Bu hız yarışında, yolun sonu görünmüyor. İnsan sonsuzluğun fethine girişmiş gibi,
bir ucu uzaya, yani sonsuzluğa açılıyor. İnsanların bir kısmı kendini tanrı,
bir kısmı kendini yarı tanrı olarak görüyor.”
“Makinayı yapan da makinalaşmak istiyor. Böyle
filmler de çoğaldı. Makina insan, yani robot insan ‘bir insan yaratmak’ hevesine
kapılıyor. Ben daha hızlı haberleşiyorum, ben daha hızlı ulaşıyorum. Senin
silahın yüz kurşun, benim silahım beş yüz kurşun atıyor. Öbürü; ‘siz kurşunla
uğraşın, ben anında lazerle hallediyorum işi, cesetler bile yok oluyor’ diyor.”
“Zamansa olduğu
yerde daralıyor. Yemek yemeye vakit yok. Ayaküstü atıştırıyor. Galiba bu yüzden
herkes telaşlı. İşler bir türlü bitmiyor. Aşka bile vakit yok! Sevgiler bile gel-geçe
döndü. Aşk dahi anlamını kaybetti. Nerde o ‘beklenen sevgililer,’ gidersen git,
anında yenisini bulurum mantığı nereye kadar?”
“Bu doyumsuzluk
bile insanlarda bıkkınlık yapıyor. Bunu gören sadakat ortadan kayboluyor. Yalan
meydana çıkıyor, en gür sesiyle nara atıyor. Aldırış etmeyen insanların önünde sıradan
hale geliyor. Gerçek ellerin arasında tereyağı gibi eriyip akıyor. Müzik, moda,
turizm, psikolog, hastalık, ilaçlar derken, birçok şeyin müptelası olup çıkıyor…
Bir elektronik araç piyasaya çıktığı gün eskimiş oluyor. Her zehrin bir panzehri
var sözleri de yalan oluyor. Etrafsa zehirden geçilmiyor. Su, hava, toprak
hatta insan bile zehir saçar duruma geliyor.”
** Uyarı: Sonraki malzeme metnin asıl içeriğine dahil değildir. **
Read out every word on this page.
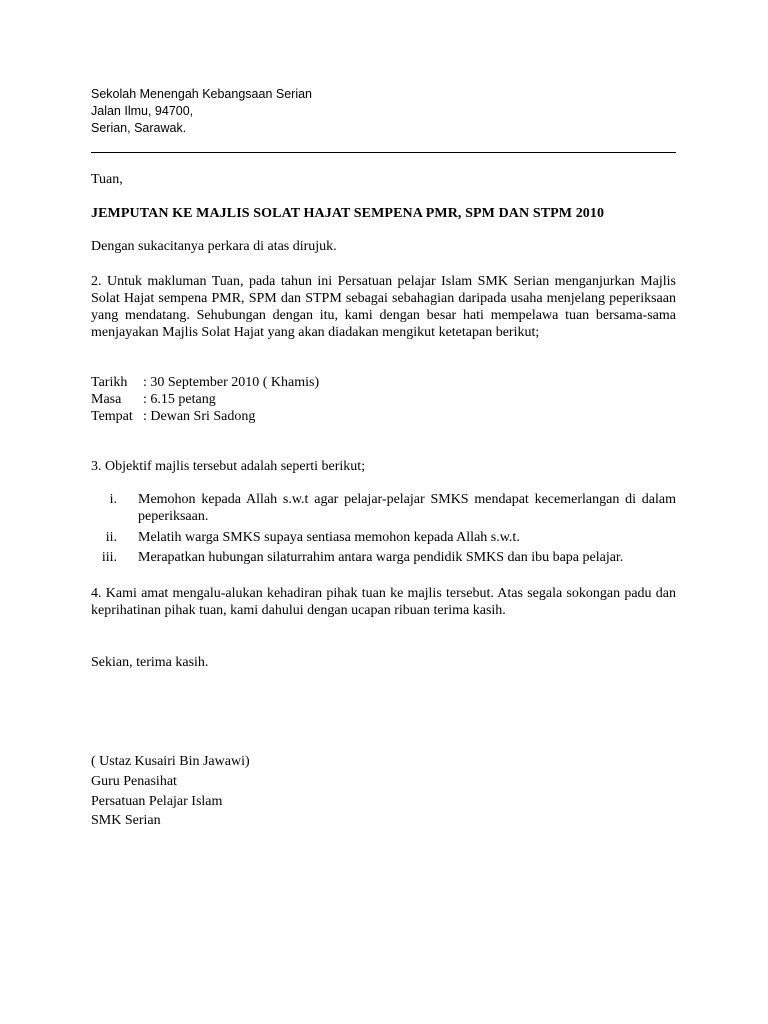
Sekolah Menengah Kebangsaan Serian
Jalan Ilmu, 94700,
Serian, Sarawak.
Tuan,
JEMPUTAN KE MAJLIS SOLAT HAJAT SEMPENA PMR, SPM DAN STPM 2010
Dengan sukacitanya perkara di atas dirujuk.
2. Untuk makluman Tuan, pada tahun ini Persatuan pelajar Islam SMK Serian menganjurkan Majlis Solat Hajat sempena PMR, SPM dan STPM sebagai sebahagian daripada usaha menjelang peperiksaan yang mendatang. Sehubungan dengan itu, kami dengan besar hati mempelawa tuan bersama-sama menjayakan Majlis Solat Hajat yang akan diadakan mengikut ketetapan berikut;
Tarikh : 30 September 2010 ( Khamis)
Masa : 6.15 petang
Tempat : Dewan Sri Sadong
3. Objektif majlis tersebut adalah seperti berikut;
i. Memohon kepada Allah s.w.t agar pelajar-pelajar SMKS mendapat kecemerlangan di dalam peperiksaan.
ii. Melatih warga SMKS supaya sentiasa memohon kepada Allah s.w.t.
iii. Merapatkan hubungan silaturrahim antara warga pendidik SMKS dan ibu bapa pelajar.
4. Kami amat mengalu-alukan kehadiran pihak tuan ke majlis tersebut. Atas segala sokongan padu dan keprihatinan pihak tuan, kami dahului dengan ucapan ribuan terima kasih.
Sekian, terima kasih.
( Ustaz Kusairi Bin Jawawi)
Guru Penasihat
Persatuan Pelajar Islam
SMK Serian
“Her şey süratle eskiyor. Dozerler eskileri
sürükleyip çöplüğe atıyor. Çöplük kendini yeniliyor. Metan gazı enerjide
kullanılıyor. Geri dönüşüm başlıyor. Daire tamamlanıyor.”
“Hızlı bir araba
al, hızlı bir telefon; hızlı bir bilgisayar, hızlı tren, hızlı yemek, hızlı
ilişki, hızlı düşünce, hızlı, hızlı, hızlı... ‘Hızlı yaşa, genç öl, cesedin
yakışıklı olsun. Ama melekler cesedin
değil, ruhun yakışıklı olanına baktığı kimsenin aklına gelmiyor ki!”
“Neredeyse on yıldır el ele verip bir cehennem çukuruna çevrilen Suriye’nin yükünü ve kahrını çekiyoruz. Onlar buraları küle ve köze çevirdi. Avrupa’nın bir jandarması olarak görüldük. Zulümden kaçanların tek sığındıkları bir yer olduk. Biz rahat değilsek, Avrupa nasıl rahat olabilir? Bıçak kemiğe dayandı ve kapıları açtık. Üç günde 150.000 insan sınırı geçmiş. Alman medyası “Erdoğan nezaketle uyarıda bulundu. Onun iyi niyetini ve merhametini kullandınız. Uyarıları ciddiye almadınız. Sonunda adamı çileden çıkardınız. Şimdi krizin önüne geçmeye çalışıyorsunuz. Geçmiş olsun.”
“Yıllarca talan
edip çaldıklarının bir kısmını mallarını çaldıkları insanlar olan bu mültecilere
ödesinler.”
“Çadırın
kenarında boy salmış, papatyalar güneşin gitmesiyle kendi kabuğuna çekilmiş
olsa da beni dinliyorlardı. Su uyuyordu ama düşman uyumuyordu. Tanklar, üzerine
uçaksavar ve roketatar yüklü araçlar akşamın karanlığı ile birer kirpi gibi yol
almaya çalışıyordu.”
“BBG (Biri Bizi
Gözetliyor) evi gibi, SİHA’lar günün tüm yorgunluğuna rağmen üs bölgesine
görüntü aktarmaya devam ediyordu. Gelen her görüntü detayına kadar inceleniyor,
SİHA ise üs bölgesinden gelecek talimatı bekliyordu.”
“Yaşlı Adamı en
yakın bir mezarlığa defnettik. Allah rahmet etsin. Adamın ahir zamanı kendi
ülkesinin başındaki bir zalimin zulmü altında kan revan içinde geçmişti. Geride
sahipsiz, kimsesiz bir torun bıraktı. Ailem yok ki yanlarına göndereyim. Ne
yapacağımı bilmiyorum.”
“Neyse ki, Allah
bir kapı açtı. Onu Hatay’da emin bir ailenin yanına gönderdim. Ömrüm yeter de
sağ kalırsam, onu evlatlık alır, büyütürüm.”